Silently, he apologizes.
Back then, in the few nights they had spent together, she would smile once she felt the desperate force of his touch. The smile bordered on a content smirk as she read in his eyes what she wanted to know, as the helplessness of his desire settled between her brows and eased the fine line that would have been carved there during all these years of uncertainty and craving, if it wasn't for unblemished magic. And oh, how he loved to see the way her lips quirked. Because he knew he would do anything to see it again.
A fortunate thing, for he was not known for his ability to quench his ever-present, gaping, devouring need.
For a moment now, it seems to him that she smiles again amidst the agony and the loss and the drying tears. Shaking, he traces the corner of her lips with his thumb, and the smile disappears, and it's like it was never there.
But that was always the case. And maybe he doesn't tell her, he never did. He never found the words, and what words could he ever find for loss, what words could he ever find for love?
It's only in the way he grips her tight and begs the world to stop for a moment, begs for her to stay right there, close, still, just for a moment, before she slips through his fingers once more like a dancing flame and disappears, as if she was never supposed to be there in the first place.
As if every time he holds her, he loses her all over again, little by little. And with her goes a piece of his heart.
He knew. He can't deny knowing. What kind of storyteller doesn't know the way their story ends?
He nuzzles in her hair, buries his face. They are soft, despite the ashes, and it's just like the way he always does while lying beside her, while pulling her close. He almost can't help it, the affirmation of her presence being a place he can bury himself in.
A grave that keeps walking away.
He knew, of course he did. If not from the start, then from the first time he felt her arms around him, clawing and grateful. To this day, he curses himself for not hugging her back if it meant he could steal just one more moment of stillness.
Well then, he thinks, at least now they are even.
A hug, unrequited, as his heart begs to feel hers against it, but she only hangs limp and lifeless in his arms.
The story, he knew, ends in grief. It is always like that with him, for some reason. Always the knowledge that something will end.
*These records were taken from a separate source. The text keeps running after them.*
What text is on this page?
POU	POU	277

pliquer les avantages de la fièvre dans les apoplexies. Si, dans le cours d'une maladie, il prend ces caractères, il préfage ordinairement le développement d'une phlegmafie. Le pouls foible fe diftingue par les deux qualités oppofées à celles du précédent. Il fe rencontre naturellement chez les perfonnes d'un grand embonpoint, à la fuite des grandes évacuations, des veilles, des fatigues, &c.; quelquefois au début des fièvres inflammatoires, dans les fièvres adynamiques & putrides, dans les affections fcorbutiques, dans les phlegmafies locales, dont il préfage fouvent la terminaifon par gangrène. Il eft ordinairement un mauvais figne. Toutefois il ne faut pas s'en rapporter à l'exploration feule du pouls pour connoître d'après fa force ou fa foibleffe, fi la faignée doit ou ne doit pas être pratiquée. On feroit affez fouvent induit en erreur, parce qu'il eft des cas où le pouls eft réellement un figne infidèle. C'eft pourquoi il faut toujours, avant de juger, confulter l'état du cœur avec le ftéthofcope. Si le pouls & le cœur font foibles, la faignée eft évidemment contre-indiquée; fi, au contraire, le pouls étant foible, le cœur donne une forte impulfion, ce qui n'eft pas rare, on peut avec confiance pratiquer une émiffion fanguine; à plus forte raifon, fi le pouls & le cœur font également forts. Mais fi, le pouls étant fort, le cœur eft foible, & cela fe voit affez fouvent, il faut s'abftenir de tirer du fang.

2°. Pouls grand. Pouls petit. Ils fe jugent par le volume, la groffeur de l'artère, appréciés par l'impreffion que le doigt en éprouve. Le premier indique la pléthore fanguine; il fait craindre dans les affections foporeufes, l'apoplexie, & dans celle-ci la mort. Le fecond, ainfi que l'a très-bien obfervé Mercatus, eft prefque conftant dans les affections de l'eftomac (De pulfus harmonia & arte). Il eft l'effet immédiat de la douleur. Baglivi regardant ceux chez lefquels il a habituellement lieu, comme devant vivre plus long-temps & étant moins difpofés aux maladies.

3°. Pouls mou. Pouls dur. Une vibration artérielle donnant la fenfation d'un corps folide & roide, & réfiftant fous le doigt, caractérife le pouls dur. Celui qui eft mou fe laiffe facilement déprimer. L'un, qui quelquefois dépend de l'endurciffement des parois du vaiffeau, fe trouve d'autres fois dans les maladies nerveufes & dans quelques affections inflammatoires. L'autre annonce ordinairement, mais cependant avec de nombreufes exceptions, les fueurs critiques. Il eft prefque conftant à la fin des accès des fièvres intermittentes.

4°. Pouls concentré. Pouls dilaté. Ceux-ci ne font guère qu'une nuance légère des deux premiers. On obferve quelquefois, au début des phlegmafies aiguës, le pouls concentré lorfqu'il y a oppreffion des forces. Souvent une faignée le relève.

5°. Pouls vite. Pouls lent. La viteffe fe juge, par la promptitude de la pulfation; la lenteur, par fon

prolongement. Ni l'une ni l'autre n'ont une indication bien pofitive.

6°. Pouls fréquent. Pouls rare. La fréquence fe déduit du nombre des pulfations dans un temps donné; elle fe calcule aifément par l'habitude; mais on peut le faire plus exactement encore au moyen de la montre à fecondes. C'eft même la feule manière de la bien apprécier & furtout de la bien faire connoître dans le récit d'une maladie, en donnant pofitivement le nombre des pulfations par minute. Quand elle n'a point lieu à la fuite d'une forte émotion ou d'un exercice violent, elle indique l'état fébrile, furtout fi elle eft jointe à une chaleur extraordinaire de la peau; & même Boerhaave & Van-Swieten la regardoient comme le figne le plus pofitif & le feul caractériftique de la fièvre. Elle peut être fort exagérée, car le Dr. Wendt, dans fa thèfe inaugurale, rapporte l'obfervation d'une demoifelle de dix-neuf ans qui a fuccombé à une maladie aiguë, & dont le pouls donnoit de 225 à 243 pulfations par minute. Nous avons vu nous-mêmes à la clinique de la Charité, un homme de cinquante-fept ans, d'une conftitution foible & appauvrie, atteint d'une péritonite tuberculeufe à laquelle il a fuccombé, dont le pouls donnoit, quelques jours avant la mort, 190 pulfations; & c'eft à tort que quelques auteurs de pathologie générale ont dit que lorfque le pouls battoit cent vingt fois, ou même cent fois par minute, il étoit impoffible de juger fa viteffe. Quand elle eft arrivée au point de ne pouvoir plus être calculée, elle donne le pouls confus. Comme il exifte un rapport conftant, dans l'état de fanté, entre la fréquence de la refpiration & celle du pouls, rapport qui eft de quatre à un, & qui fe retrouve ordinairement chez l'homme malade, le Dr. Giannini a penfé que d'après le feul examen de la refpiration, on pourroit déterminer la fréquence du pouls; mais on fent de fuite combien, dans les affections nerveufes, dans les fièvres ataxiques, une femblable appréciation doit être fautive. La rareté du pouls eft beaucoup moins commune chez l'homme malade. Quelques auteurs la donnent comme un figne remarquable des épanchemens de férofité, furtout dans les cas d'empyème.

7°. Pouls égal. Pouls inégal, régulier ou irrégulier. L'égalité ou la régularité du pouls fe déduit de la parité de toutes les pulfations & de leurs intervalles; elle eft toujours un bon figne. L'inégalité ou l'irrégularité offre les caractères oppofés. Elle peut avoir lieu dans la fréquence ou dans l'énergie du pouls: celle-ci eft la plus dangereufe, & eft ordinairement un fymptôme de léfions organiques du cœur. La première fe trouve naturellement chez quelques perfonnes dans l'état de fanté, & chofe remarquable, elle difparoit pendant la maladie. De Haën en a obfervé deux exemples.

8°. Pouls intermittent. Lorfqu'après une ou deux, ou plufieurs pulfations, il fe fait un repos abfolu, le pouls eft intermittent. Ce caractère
And now that it's over, he can't help but cling, grasp, hold on, for as long as he is allowed to, because suddenly he can't imagine any use for his arms if they are not able to hug her again, no use for his fingers if they can't tangle in her hair, play her praises, no use for his voice if he can't utter her name.
And thus, he is done.
He can only hold her now, just like he always did, except for once, and carry her down and let her go with a hope of seeing her again, and let his wretched hope bring him to his knees.
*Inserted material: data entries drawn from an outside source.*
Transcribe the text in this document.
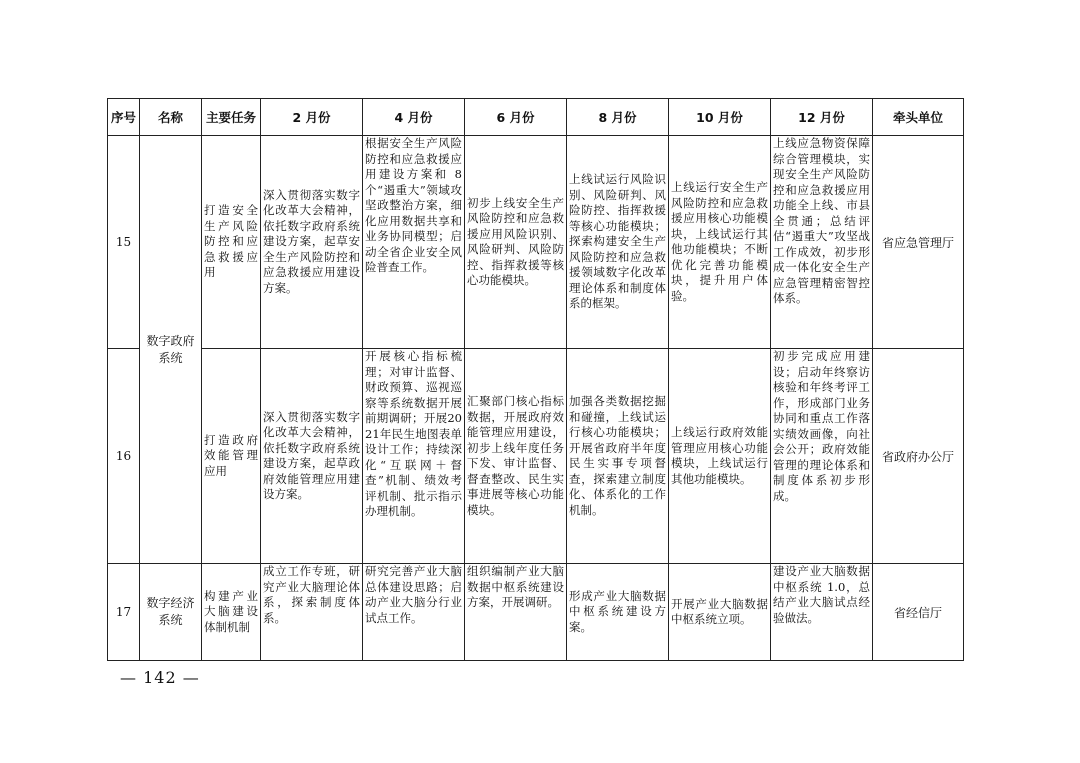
序号	名称	主要任务	2 月份	4 月份	6 月份	8 月份	10 月份	12 月份	牵头单位
15	数字政府系统	打造安全生产风险防控和应急救援应用	深入贯彻落实数字化改革大会精神，依托数字政府系统建设方案，起草安全生产风险防控和应急救援应用建设方案。	根据安全生产风险防控和应急救援应用建设方案和 8 个“遏重大”领域攻坚政整治方案，细化应用数据共享和业务协同模型；启动全省企业安全风险普查工作。	初步上线安全生产风险防控和应急救援应用风险识别、风险研判、风险防控、指挥救援等核心功能模块。	上线试运行风险识别、风险研判、风险防控、指挥救援等核心功能模块；探索构建安全生产风险防控和应急救援领域数字化改革理论体系和制度体系的框架。	上线运行安全生产风险防控和应急救援应用核心功能模块，上线试运行其他功能模块；不断优化完善功能模块，提升用户体验。	上线应急物资保障综合管理模块，实现安全生产风险防控和应急救援应用功能全上线、市县全贯通；总结评估“遏重大”攻坚战工作成效，初步形成一体化安全生产应急管理精密智控体系。	省应急管理厅
16		打造政府效能管理应用	深入贯彻落实数字化改革大会精神，依托数字政府系统建设方案，起草政府效能管理应用建设方案。	开展核心指标梳理；对审计监督、财政预算、巡视巡察等系统数据开展前期调研；开展2021年民生地图表单设计工作；持续深化“互联网＋督查”机制、绩效考评机制、批示指示办理机制。	汇聚部门核心指标数据，开展政府效能管理应用建设，初步上线年度任务下发、审计监督、督查整改、民生实事进展等核心功能模块。	加强各类数据挖掘和碰撞，上线试运行核心功能模块；开展省政府半年度民生实事专项督查，探索建立制度化、体系化的工作机制。	上线运行政府效能管理应用核心功能模块，上线试运行其他功能模块。	初步完成应用建设；启动年终察访核验和年终考评工作，形成部门业务协同和重点工作落实绩效画像，向社会公开；政府效能管理的理论体系和制度体系初步形成。	省政府办公厅
17	数字经济系统	构建产业大脑建设体制机制	成立工作专班，研究产业大脑理论体系，探索制度体系。	研究完善产业大脑总体建设思路；启动产业大脑分行业试点工作。	组织编制产业大脑数据中枢系统建设方案，开展调研。	形成产业大脑数据中枢系统建设方案。	开展产业大脑数据中枢系统立项。	建设产业大脑数据中枢系统 1.0，总结产业大脑试点经验做法。	省经信厅
— 142 —
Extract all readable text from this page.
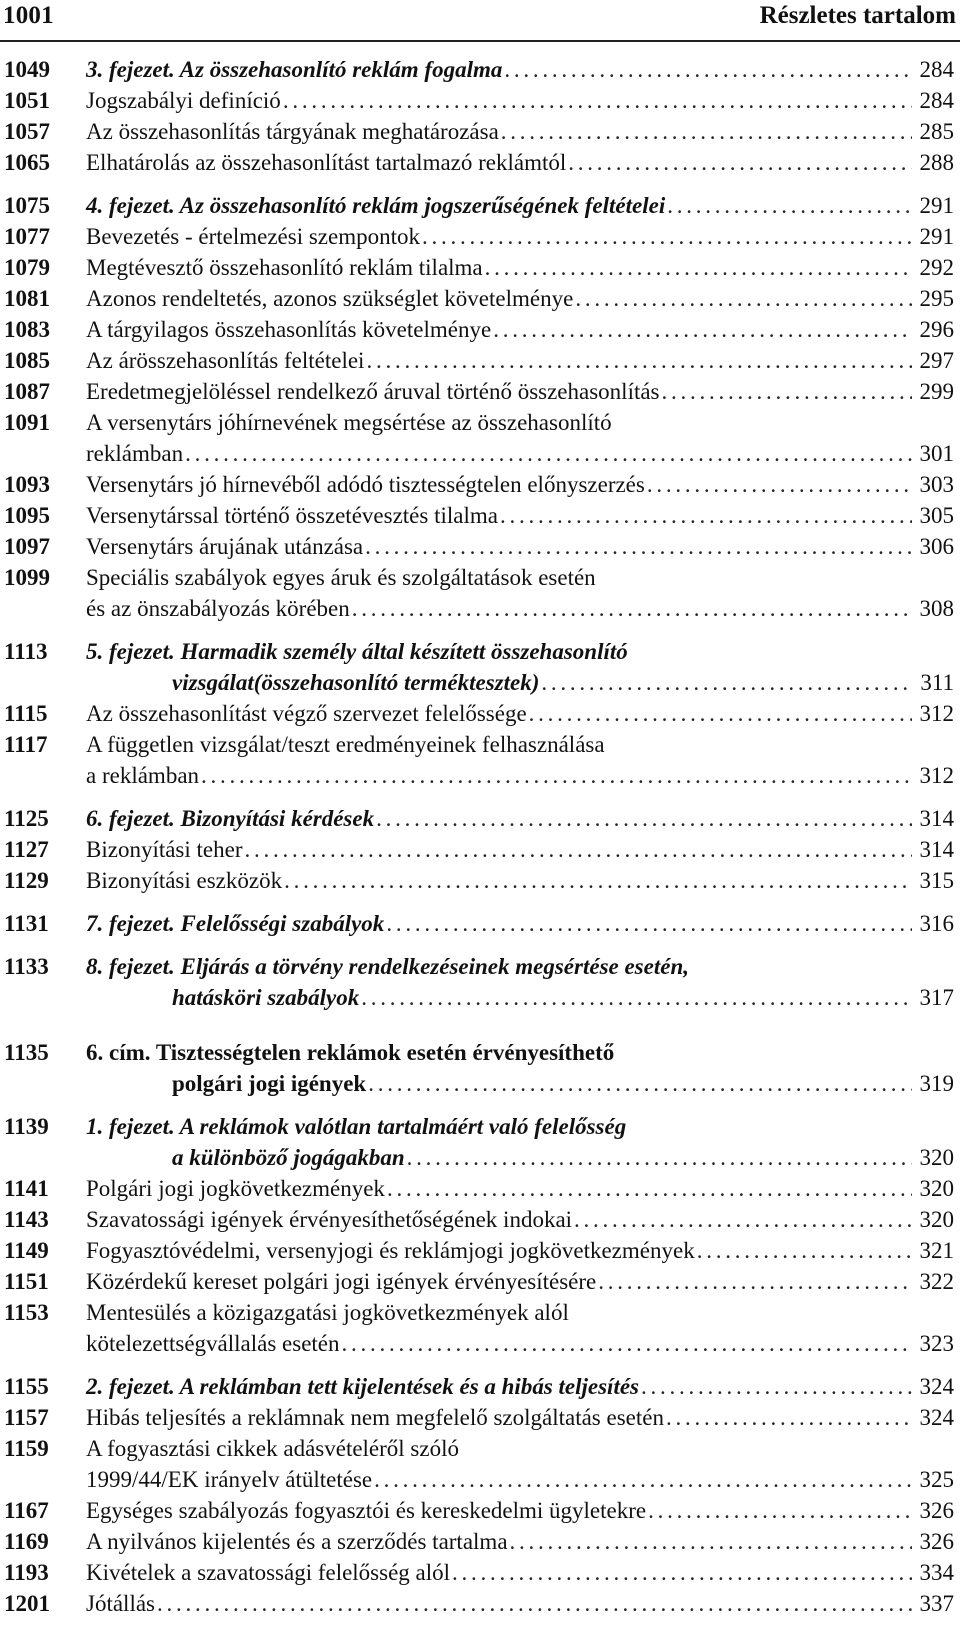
1001	Részletes tartalom
1049	3. fejezet. Az összehasonlító reklám fogalma . . .	284
1051	Jogszabályi definíció . . .	284
1057	Az összehasonlítás tárgyának meghatározása . . .	285
1065	Elhatárolás az összehasonlítást tartalmazó reklámtól . . .	288
1075	4. fejezet. Az összehasonlító reklám jogszerűségének feltételei . . .	291
1077	Bevezetés - értelmezési szempontok . . .	291
1079	Megtévesztő összehasonlító reklám tilalma . . .	292
1081	Azonos rendeltetés, azonos szükséglet követelménye . . .	295
1083	A tárgyilagos összehasonlítás követelménye . . .	296
1085	Az árösszehasonlítás feltételei . . .	297
1087	Eredetmegjelöléssel rendelkező áruval történő összehasonlítás . . .	299
1091	A versenytárs jóhírnevének megsértése az összehasonlító
reklámban . . .	301
1093	Versenytárs jó hírnevéből adódó tisztességtelen előnyszerzés . . .	303
1095	Versenytárssal történő összetévesztés tilalma . . .	305
1097	Versenytárs árujának utánzása . . .	306
1099	Speciális szabályok egyes áruk és szolgáltatások esetén
és az önszabályozás körében . . .	308
1113	5. fejezet. Harmadik személy által készített összehasonlító
vizsgálat(összehasonlító terméktesztek) . . .	311
1115	Az összehasonlítást végző szervezet felelőssége . . .	312
1117	A független vizsgálat/teszt eredményeinek felhasználása
a reklámban . . .	312
1125	6. fejezet. Bizonyítási kérdések . . .	314
1127	Bizonyítási teher . . .	314
1129	Bizonyítási eszközök . . .	315
1131	7. fejezet. Felelősségi szabályok . . .	316
1133	8. fejezet. Eljárás a törvény rendelkezéseinek megsértése esetén,
hatásköri szabályok . . .	317
1135	6. cím. Tisztességtelen reklámok esetén érvényesíthető
polgári jogi igények . . .	319
1139	1. fejezet. A reklámok valótlan tartalmáért való felelősség
a különböző jogágakban . . .	320
1141	Polgári jogi jogkövetkezmények . . .	320
1143	Szavatossági igények érvényesíthetőségének indokai . . .	320
1149	Fogyasztóvédelmi, versenyjogi és reklámjogi jogkövetkezmények . . .	321
1151	Közérdekű kereset polgári jogi igények érvényesítésére . . .	322
1153	Mentesülés a közigazgatási jogkövetkezmények alól
kötelezettségvállalás esetén . . .	323
1155	2. fejezet. A reklámban tett kijelentések és a hibás teljesítés . . .	324
1157	Hibás teljesítés a reklámnak nem megfelelő szolgáltatás esetén . . .	324
1159	A fogyasztási cikkek adásvételéről szóló
1999/44/EK irányelv átültetése . . .	325
1167	Egységes szabályozás fogyasztói és kereskedelmi ügyletekre . . .	326
1169	A nyilvános kijelentés és a szerződés tartalma . . .	326
1193	Kivételek a szavatossági felelősség alól . . .	334
1201	Jótállás . . .	337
And he will still hold on, for it is all that remains.
Slowly, he leans and places a kiss on her forehead. Remembers how she smiled, how she ran into his arms, that one time they hadn't yet named the last.
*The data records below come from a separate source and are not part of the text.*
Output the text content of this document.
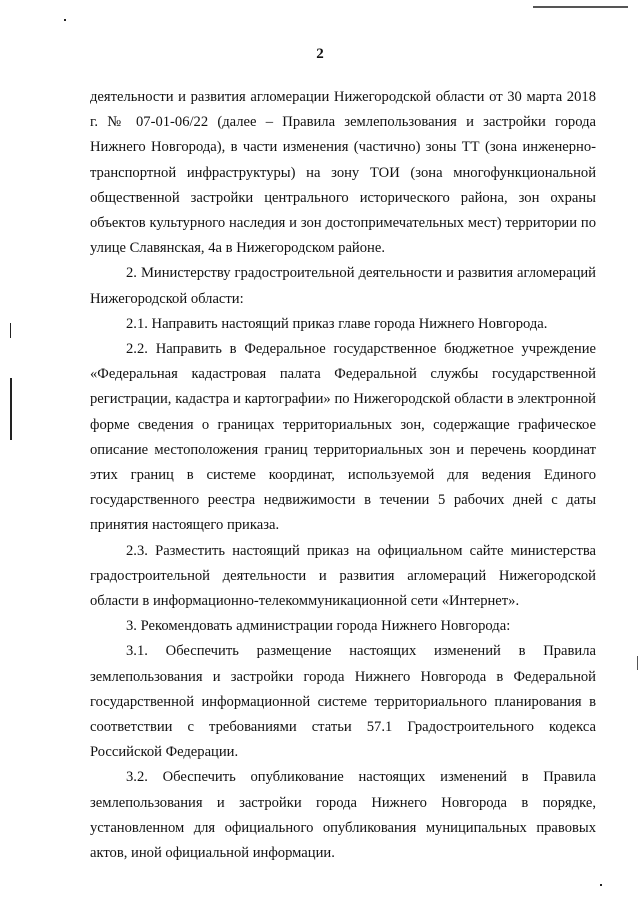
2

деятельности и развития агломерации Нижегородской области от 30 марта 2018 г. № 07-01-06/22 (далее – Правила землепользования и застройки города Нижнего Новгорода), в части изменения (частично) зоны ТТ (зона инженерно-транспортной инфраструктуры) на зону ТОИ (зона многофункциональной общественной застройки центрального исторического района, зон охраны объектов культурного наследия и зон достопримечательных мест) территории по улице Славянская, 4а в Нижегородском районе.

2. Министерству градостроительной деятельности и развития агломераций Нижегородской области:

2.1. Направить настоящий приказ главе города Нижнего Новгорода.

2.2. Направить в Федеральное государственное бюджетное учреждение «Федеральная кадастровая палата Федеральной службы государственной регистрации, кадастра и картографии» по Нижегородской области в электронной форме сведения о границах территориальных зон, содержащие графическое описание местоположения границ территориальных зон и перечень координат этих границ в системе координат, используемой для ведения Единого государственного реестра недвижимости в течении 5 рабочих дней с даты принятия настоящего приказа.

2.3. Разместить настоящий приказ на официальном сайте министерства градостроительной деятельности и развития агломераций Нижегородской области в информационно-телекоммуникационной сети «Интернет».

3. Рекомендовать администрации города Нижнего Новгорода:

3.1. Обеспечить размещение настоящих изменений в Правила землепользования и застройки города Нижнего Новгорода в Федеральной государственной информационной системе территориального планирования в соответствии с требованиями статьи 57.1 Градостроительного кодекса Российской Федерации.

3.2. Обеспечить опубликование настоящих изменений в Правила землепользования и застройки города Нижнего Новгорода в порядке, установленном для официального опубликования муниципальных правовых актов, иной официальной информации.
Her body is still warm, forever warm, for he was no time to feel her getting colder. He can't even fathom it. The cold only seeps in as he lays her down the wooden boat, and nails his heart like a shard of ice, like a winter's wind, and the only comfort is that he will remember the coldness of her absence, for that, at least, was familiar. And this is it. This is how it always has been.
She slips through his fingers once again, and this time the stillness remains forever.